In MS-DOS, only one program could run at a time, though there were some programs that allowed some form of multi-tasking (eg, Windows 3.x). The programs you wrote under MS-DOS had access to everything on that computer. For example, it was common for a program to capture interrupts by modifying the Interrupt Vector Table at the very beginning of memory, location 0000:0000, where NULL would point to. And since any program could write to any location in memory, you could easily overwrite part of the operating system which would cause the computer to either "freeze up" (become unresponsive) or crash (go into a spontaneous re-boot). Nothing on that system was safe from an ill-behaved program.

That is not how an operating system is supposed to work. For example, in UNIX (which predates MS-DOS by about a decade), multiple programs, called processes, are running concurrently (with preemptive multitasking, they are each given a turn to run for a very brief time). Each process is given its own resources which includes its own portion of memory. Each process is only allowed to access its own memory space and is forbidden to attempt to access any memory locations outside that space. This is to protect the other processes and the computer itself from an ill-behaved or malignant process. When a process does try to access outside its own space, the operating system terminates that program with extreme prejudice with either an ACCESS or a SEGMENTATION FAULT error.
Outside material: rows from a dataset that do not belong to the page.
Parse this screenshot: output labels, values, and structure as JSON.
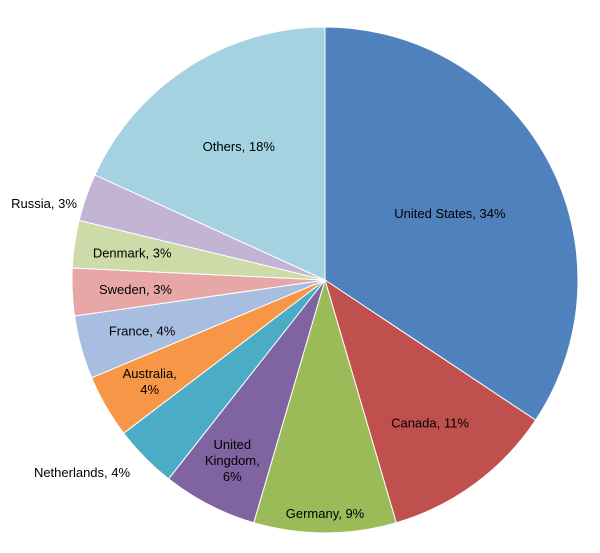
{
  "chart_data": {
    "type": "pie",
    "title": "",
    "slices": [
      {
        "name": "United States",
        "value": 34,
        "label": "United States, 34%",
        "color": "#4F81BD"
      },
      {
        "name": "Canada",
        "value": 11,
        "label": "Canada, 11%",
        "color": "#C0504D"
      },
      {
        "name": "Germany",
        "value": 9,
        "label": "Germany, 9%",
        "color": "#9BBB59"
      },
      {
        "name": "United Kingdom",
        "value": 6,
        "label": "United Kingdom, 6%",
        "color": "#8064A2"
      },
      {
        "name": "Netherlands",
        "value": 4,
        "label": "Netherlands, 4%",
        "color": "#4BACC6"
      },
      {
        "name": "Australia",
        "value": 4,
        "label": "Australia, 4%",
        "color": "#F79646"
      },
      {
        "name": "France",
        "value": 4,
        "label": "France, 4%",
        "color": "#A7BEE0"
      },
      {
        "name": "Sweden",
        "value": 3,
        "label": "Sweden, 3%",
        "color": "#E6A7A6"
      },
      {
        "name": "Denmark",
        "value": 3,
        "label": "Denmark, 3%",
        "color": "#CCDBA8"
      },
      {
        "name": "Russia",
        "value": 3,
        "label": "Russia, 3%",
        "color": "#C3B4D6"
      },
      {
        "name": "Others",
        "value": 18,
        "label": "Others, 18%",
        "color": "#A4D2E0"
      }
    ],
    "start_angle": "12 o'clock",
    "direction": "clockwise",
    "legend": "none"
  }
}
Study the genealogy of Windows. While still working with Windows 3.x, Microsoft had acquired another company's operating system and transformed that into the "new technology" Windows NT. Then as they came out with further releases of NT, Microsoft developed Windows 95, then Windows 98, Windows 98SE, and finally Windows ME, a rushed released that marked the end of that line. Then Windows NT became Windows 2000, then Windows XP, then Vista, and now Windows 7 and soon Windows 8.

What Microsoft did with the Windows NT line and the Windows 95 line was to make Windows itself the operating system. It also introduced into its products the well-known technology of preemptive multitasking and the concept of protecting the computer and other users from an ill-behaved or malignant process; eg, a process that tries to access memory outside its own allotted memory space.

And that is why trying to access memory location 10 (0x0000000A) will cause your program to crash. Unless you are running it under MS-DOS.